Looking at the Shelter report and the testimonies I get from constituents, few letting agencies are complying with their obligations under the Consumer Rights Act 2015, in which we asked the House of Commons to include something on this when it was going through. They’re not complying because they’re simply not displaying their fees, and students or anybody else only find out rather late in the day what eye-watering fees they turn out to be. So, one student told me they would charge £150 to each tenant in agency fees, and that was just to take the property off the market ‘while we sort out the contract’. So, in a six-member household, that is £900 for 10 minutes’ work. In another agency, in the small print of the contract it was revealed that they would take £65 from each of the tenants for professional cleaning at the end of the contract, regardless of the condition of the house. This individual was outraged because the house that they inherited was in such a poor state that clearly this professional cleaning had not been carried out after the previous tenants left. Frankly, such activities, if they are going on systematically, are fraud.

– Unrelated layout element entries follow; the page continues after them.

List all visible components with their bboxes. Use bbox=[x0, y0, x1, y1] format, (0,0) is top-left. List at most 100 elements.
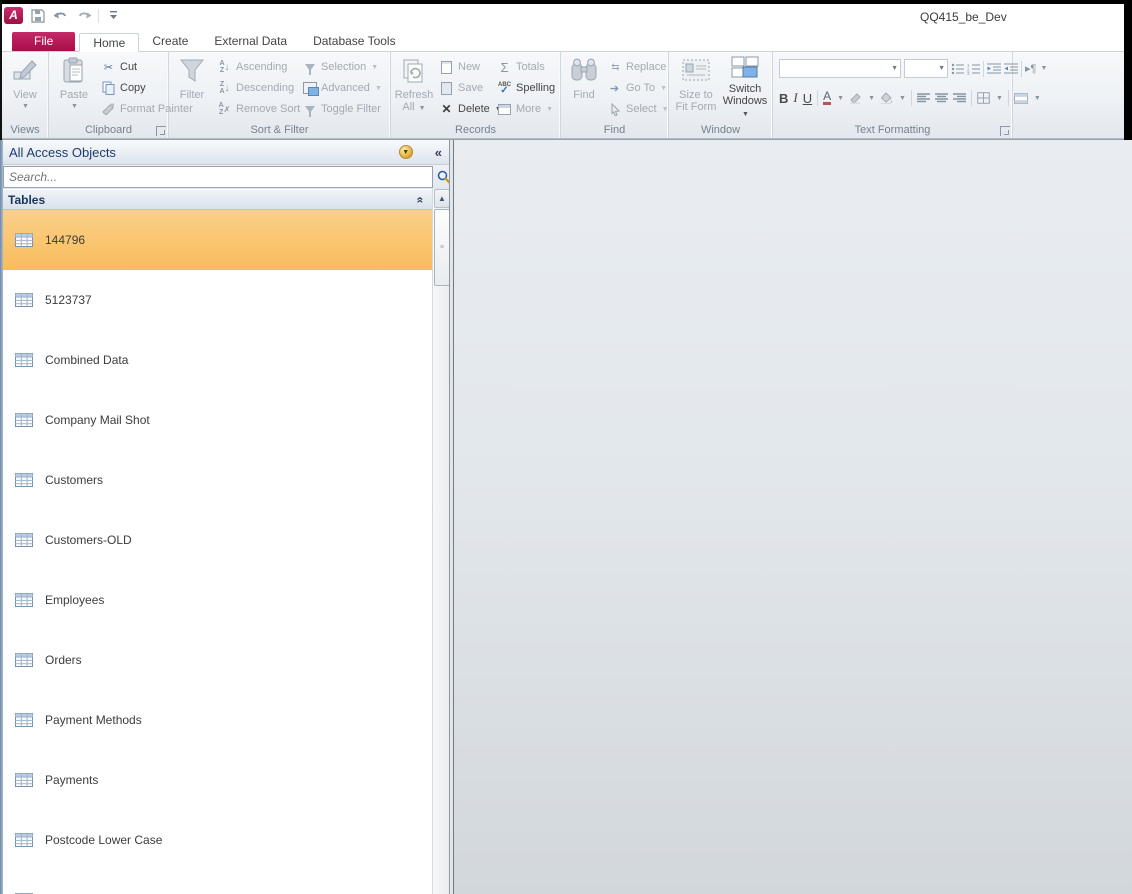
paste-button[interactable]: Paste ▼ bbox=[53, 55, 95, 121]
totals-button[interactable]: Σ Totals bbox=[497, 58, 555, 76]
switch-windows-button[interactable]: Switch Windows ▼ bbox=[721, 55, 769, 121]
table-icon bbox=[15, 533, 33, 547]
align-right-icon[interactable] bbox=[952, 92, 966, 104]
scrollbar-up-arrow[interactable]: ▲ bbox=[434, 189, 450, 208]
paste-icon bbox=[59, 55, 89, 87]
nav-item-label: Employees bbox=[45, 593, 105, 607]
alternate-row-color-icon[interactable] bbox=[1013, 92, 1028, 104]
nav-scrollbar[interactable]: ▲ ≡ bbox=[432, 189, 450, 894]
increase-indent-icon[interactable] bbox=[1004, 63, 1018, 75]
toggle-filter-button[interactable]: Toggle Filter bbox=[302, 100, 382, 118]
selection-button[interactable]: Selection ▼ bbox=[302, 58, 382, 76]
view-button[interactable]: View ▼ bbox=[4, 55, 46, 121]
nav-table-list: 144796 5123737 Combined Data Company Mai… bbox=[2, 210, 432, 894]
text-formatting-dialog-launcher[interactable] bbox=[1000, 126, 1010, 136]
select-icon bbox=[607, 102, 622, 117]
font-color-button[interactable]: A bbox=[823, 90, 832, 105]
filter-icon bbox=[177, 55, 207, 87]
customize-qat-arrow[interactable] bbox=[105, 7, 122, 24]
nav-item[interactable]: Customers bbox=[2, 450, 432, 510]
nav-item[interactable]: Payments bbox=[2, 750, 432, 810]
redo-icon[interactable] bbox=[75, 7, 92, 24]
nav-pane-splitter[interactable] bbox=[449, 140, 454, 894]
align-left-icon[interactable] bbox=[916, 92, 930, 104]
group-views: View ▼ Views bbox=[2, 52, 49, 138]
filter-button[interactable]: Filter bbox=[171, 55, 213, 121]
italic-button[interactable]: I bbox=[793, 90, 797, 106]
underline-button[interactable]: U bbox=[803, 91, 812, 106]
undo-icon[interactable] bbox=[52, 7, 69, 24]
group-sort-filter: Filter A Z ↓ Ascending Z A ↓ Descending A Z ✗ … bbox=[169, 52, 391, 138]
descending-button[interactable]: Z A ↓ Descending bbox=[217, 79, 300, 97]
spelling-button[interactable]: ABC ✓ Spelling bbox=[497, 79, 555, 97]
tab-file[interactable]: File bbox=[12, 32, 76, 51]
nav-section-header-tables[interactable]: Tables « bbox=[2, 189, 432, 210]
font-size-combobox[interactable]: ▼ bbox=[904, 59, 948, 78]
scrollbar-thumb[interactable]: ≡ bbox=[434, 209, 450, 286]
save-icon[interactable] bbox=[29, 7, 46, 24]
nav-item[interactable]: Company Mail Shot bbox=[2, 390, 432, 450]
replace-label: Replace bbox=[626, 61, 667, 73]
bold-button[interactable]: B bbox=[779, 91, 788, 106]
group-label-records: Records bbox=[455, 124, 496, 136]
group-label-find: Find bbox=[603, 124, 626, 136]
selection-icon bbox=[304, 63, 315, 75]
refresh-all-button[interactable]: Refresh All ▼ bbox=[393, 55, 435, 121]
highlight-pen-icon[interactable] bbox=[849, 92, 862, 104]
fill-color-bucket-icon[interactable] bbox=[880, 92, 893, 104]
advanced-button[interactable]: Advanced ▼ bbox=[302, 79, 382, 97]
new-record-button[interactable]: New bbox=[439, 58, 502, 76]
nav-item[interactable]: Customers-OLD bbox=[2, 510, 432, 570]
view-label: View bbox=[13, 89, 37, 101]
table-icon bbox=[15, 833, 33, 847]
find-label: Find bbox=[573, 89, 595, 101]
table-icon bbox=[15, 593, 33, 607]
nav-menu-sphere-icon[interactable]: ▼ bbox=[398, 145, 413, 159]
descending-label: Descending bbox=[236, 82, 295, 94]
group-window: Size to Fit Form Switch Windows ▼ Window bbox=[669, 52, 773, 138]
tab-database-tools[interactable]: Database Tools bbox=[300, 32, 409, 51]
save-record-button[interactable]: Save bbox=[439, 79, 502, 97]
find-button[interactable]: Find bbox=[563, 55, 605, 121]
size-to-fit-form-button[interactable]: Size to Fit Form bbox=[673, 55, 719, 121]
text-direction-icon[interactable]: ▸¶ bbox=[1025, 62, 1036, 75]
nav-pane-header[interactable]: All Access Objects ▼ « bbox=[2, 140, 454, 165]
go-to-button[interactable]: ➔ Go To ▼ bbox=[607, 79, 669, 97]
save-label: Save bbox=[458, 82, 484, 94]
navigation-pane: All Access Objects ▼ « Tables « 144796 5… bbox=[2, 140, 454, 894]
toggle-filter-label: Toggle Filter bbox=[321, 103, 381, 115]
more-button[interactable]: More ▼ bbox=[497, 100, 555, 118]
nav-item[interactable]: Postcode R bbox=[2, 870, 432, 894]
nav-item[interactable]: Postcode Lower Case bbox=[2, 810, 432, 870]
nav-item[interactable]: Payment Methods bbox=[2, 690, 432, 750]
ascending-button[interactable]: A Z ↓ Ascending bbox=[217, 58, 300, 76]
nav-item[interactable]: 5123737 bbox=[2, 270, 432, 330]
nav-item[interactable]: Combined Data bbox=[2, 330, 432, 390]
replace-button[interactable]: ⇆ Replace bbox=[607, 58, 669, 76]
find-icon bbox=[569, 55, 599, 87]
chevron-down-icon: ▼ bbox=[71, 103, 78, 110]
gridlines-icon[interactable] bbox=[977, 92, 990, 104]
tab-create[interactable]: Create bbox=[139, 32, 201, 51]
clipboard-dialog-launcher[interactable] bbox=[156, 126, 166, 136]
tab-home[interactable]: Home bbox=[79, 33, 140, 52]
delete-button[interactable]: ✕ Delete▼ bbox=[439, 100, 501, 118]
window-title: QQ415_be_Dev bbox=[920, 10, 1007, 24]
ribbon: View ▼ Views Paste ▼ ✂ Cut Copy Format P… bbox=[0, 52, 1124, 139]
nav-item[interactable]: Orders bbox=[2, 630, 432, 690]
decrease-indent-icon[interactable] bbox=[987, 63, 1001, 75]
shutter-bar-close-icon[interactable]: « bbox=[435, 145, 442, 160]
select-button[interactable]: Select ▼ bbox=[607, 100, 669, 118]
collapse-section-icon[interactable]: « bbox=[414, 196, 428, 203]
remove-sort-button[interactable]: A Z ✗ Remove Sort bbox=[217, 100, 301, 118]
switch-windows-label2: Windows bbox=[722, 95, 768, 107]
tab-external-data[interactable]: External Data bbox=[201, 32, 300, 51]
search-input[interactable] bbox=[3, 166, 433, 188]
font-name-combobox[interactable]: ▼ bbox=[779, 59, 901, 78]
align-center-icon[interactable] bbox=[934, 92, 948, 104]
numbering-icon[interactable]: 123 bbox=[967, 63, 980, 75]
nav-item[interactable]: Employees bbox=[2, 570, 432, 630]
bullets-icon[interactable] bbox=[951, 63, 964, 75]
access-app-icon[interactable]: A bbox=[4, 7, 23, 24]
nav-item[interactable]: 144796 bbox=[2, 210, 432, 270]
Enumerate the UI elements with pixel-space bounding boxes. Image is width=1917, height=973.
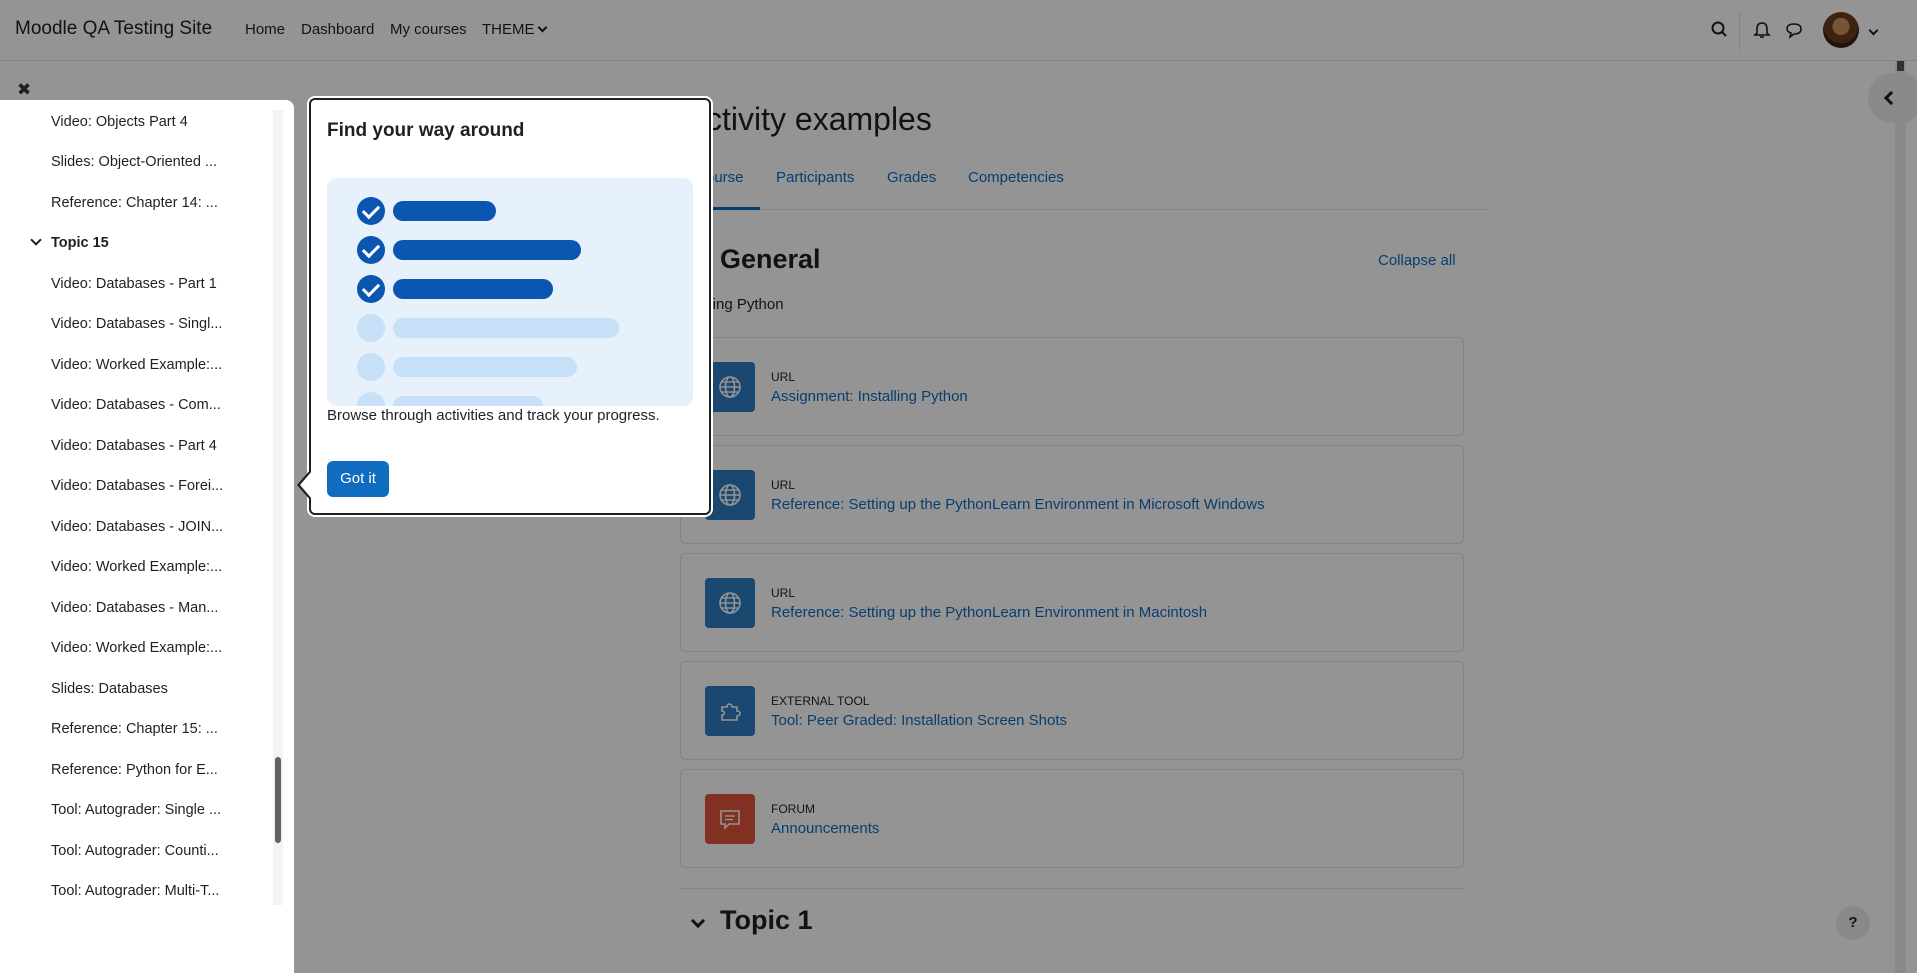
chat-icon[interactable] bbox=[1783, 19, 1805, 41]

‘So, how is it possible to say there was professional cleaning done if the kitchen is leaking and rotting, and that the ceiling collapsed within a week due to an upstairs leak, and the bathrooms reeked of mould and piss?’
Many people argue that the fee is the worst aspect of the relationship that they have with the letting agencies, and the legal advice I’ve had from the head of the legal service here in the National Assembly is that we do indeed have the powers to follow Scotland’s lead and outlaw letting agency fees. It should be the landlord paying the letting agency, not the tenant. Now, I know that the Welsh Government in the past has argued that this comes under consumer protection, which is not devolved, but that’s not the legal advice I’ve had. They say there’s a very strong argument that letting agency fees are devolved, so that the Assembly could pass a Bill including banning them. Following on from the success of the Agricultural Sector (Wales) Bill, which was adjudicated on in the Supreme Court, it is clear in his view that
‘The relationship between a "Landlord" and a "Tenant" forms a long-established and well-understood branch of the law' as being a service rather than a consumer relationship’. So, I would urge the Minister, not least because you need to recall that those on housing benefit end up having to pay the letting agency fee from their income support, because the housing benefit is already being applied to the max to cover the rent. So, that is causing a huge amount of hardship, and, frankly, the letting agencies are getting away with simply not providing a service in exchange for the fee. I think it’s something that needs to be stopped as a matter of urgency.